Thanks in advance for any help.

Question by:ptwline
    LVL 104

    Accepted Solution

    Exchange will just queue the messages in its database. The reason you don't see anything in the queues is because the SMTP service isn't running. When the service comes online, Exchange processes the messages

    The only way that you are going to be able to flush out the queues is to start the SMTP service. This will allow Exchange to process the messages. However there is a technique using an SMTP Connector and an invalid SMART HOST address to make Exchange stack up the messages. This allows them to be deleted.
    Take a look on my web site here:
    The technique is midway down the page.

    As for Outlook sending messages via the Exchange server - thats Outlook for you. By DESIGN it wants to send email via Exchange. It is an Exchange client primarily, with POP3 and SMTP bolted on.
    Why not just allow Exchange to send the email messages that it receives rather than trying to stop it.

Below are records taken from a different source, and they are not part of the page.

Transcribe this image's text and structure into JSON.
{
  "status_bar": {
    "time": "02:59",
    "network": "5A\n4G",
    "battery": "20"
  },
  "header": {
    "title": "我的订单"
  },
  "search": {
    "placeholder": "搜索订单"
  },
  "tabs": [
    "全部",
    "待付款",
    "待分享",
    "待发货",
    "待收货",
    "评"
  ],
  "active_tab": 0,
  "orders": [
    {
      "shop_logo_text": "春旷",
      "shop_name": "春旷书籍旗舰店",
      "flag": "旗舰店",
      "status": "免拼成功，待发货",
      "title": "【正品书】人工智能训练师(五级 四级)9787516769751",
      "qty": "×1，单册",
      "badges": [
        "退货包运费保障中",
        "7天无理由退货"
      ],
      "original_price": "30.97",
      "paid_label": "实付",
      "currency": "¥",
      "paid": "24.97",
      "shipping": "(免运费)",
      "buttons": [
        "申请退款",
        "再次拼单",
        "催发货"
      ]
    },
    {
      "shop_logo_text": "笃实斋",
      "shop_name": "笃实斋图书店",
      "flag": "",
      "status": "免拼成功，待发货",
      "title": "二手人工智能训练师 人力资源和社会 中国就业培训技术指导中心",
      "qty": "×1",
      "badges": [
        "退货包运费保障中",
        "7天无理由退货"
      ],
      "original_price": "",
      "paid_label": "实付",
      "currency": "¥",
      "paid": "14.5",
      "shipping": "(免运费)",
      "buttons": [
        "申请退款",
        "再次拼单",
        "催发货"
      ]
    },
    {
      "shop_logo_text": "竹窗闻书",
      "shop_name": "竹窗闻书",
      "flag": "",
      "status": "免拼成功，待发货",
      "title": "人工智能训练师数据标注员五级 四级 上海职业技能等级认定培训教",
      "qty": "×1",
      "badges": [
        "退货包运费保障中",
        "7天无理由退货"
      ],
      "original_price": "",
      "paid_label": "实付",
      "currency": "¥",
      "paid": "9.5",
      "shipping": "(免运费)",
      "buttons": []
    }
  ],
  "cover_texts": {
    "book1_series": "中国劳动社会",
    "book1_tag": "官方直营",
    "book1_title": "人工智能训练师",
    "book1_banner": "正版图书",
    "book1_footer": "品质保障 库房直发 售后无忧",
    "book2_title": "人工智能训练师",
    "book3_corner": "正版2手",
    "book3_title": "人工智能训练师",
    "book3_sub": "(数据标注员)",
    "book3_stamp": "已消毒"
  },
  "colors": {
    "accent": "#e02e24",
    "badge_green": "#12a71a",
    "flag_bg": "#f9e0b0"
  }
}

    Any reason why you aren't using Exchange for what it is primarily designed for - a mail server? It always puzzles me when people pay for Exchange then don't use the facilities it provides. You can get rid of pst files in Outlook, internal email is delivered automatically and you can backup the user's emails in a central place.


    Author Comment

    Thanks for the response.
    Valid question. The company that handles our website will not let me do the email because they get an additional 5 dollars per account. Management likes the company and will not change. And our site requires a lot of bandwidth for streaming and its just cheaper for someone else to deal with the equipment issues.
        I will try what you have suggested and get back to you.
    I think I can just set up another connector that will forward mail to my Hosting company's SMTP site right?
    So when Outlook grabs mail and wants to send it to exchange I could use this connector to forward to the SMTP address of our hosting site.
    Can I set the return addresses for the users to come back through the main web domain or are the going to come back to the exchange accounts on my server?
    LVL 104

    Expert Comment

    Hosting companies - I dislike them. Not allowing you to change your email configuration is a poor excuse to protect their business. $5/account. They are ripping you off. A host did that to me I would be off.
    There are ways round that.
    Spin your domain name out to another registrar - leaving all the dns settings alone. Then change the DNS to the registrar and replicate the dns settings on your domain. Then change the MX records. No email will flow in.

    Using SBS? There is the POP3 connector in SBS which would allow you to download the email to Exchange. (Theres a first - me actually recommending the POP3 connector).
    To get Exchange to send out the correct domain name is quite easy. Add the domain name to Recipient Policy

    ESM, Recipients, Recipient Policy. Right click on the default and choose Properties. Click on the tab "email addresses (policy)" and add the domain name. Make it the default.
    This domain will then get added to the existing users. If the email addresses that Exchange adds automatically aren't correct, adjust each user by hand, disabling the option to allow RUS to automatically update the address, and add the address as required.

    Switch the users to using Exchange for storage of email (if you aren't already). If you leave both the Exchange configuration and the POP3 configuration (if you don't use the POP3 connector) in place, then set Exchange as primary, the following will happen.

    All outbound email will go out via Exchange.
    All internal email will come in and out via Exchange.
    The client machines will still receive external email via the POP3 accounts.

    Voila, using the systems within Exchange (storage, GAL etc) and retaining the POP3 accounts.

    You will not need an SMTP connector as Exchange can deliver email on its own. The only reason a connector is required is when email needs to be directed in another direction - such as when your ISP makes you use their relay server.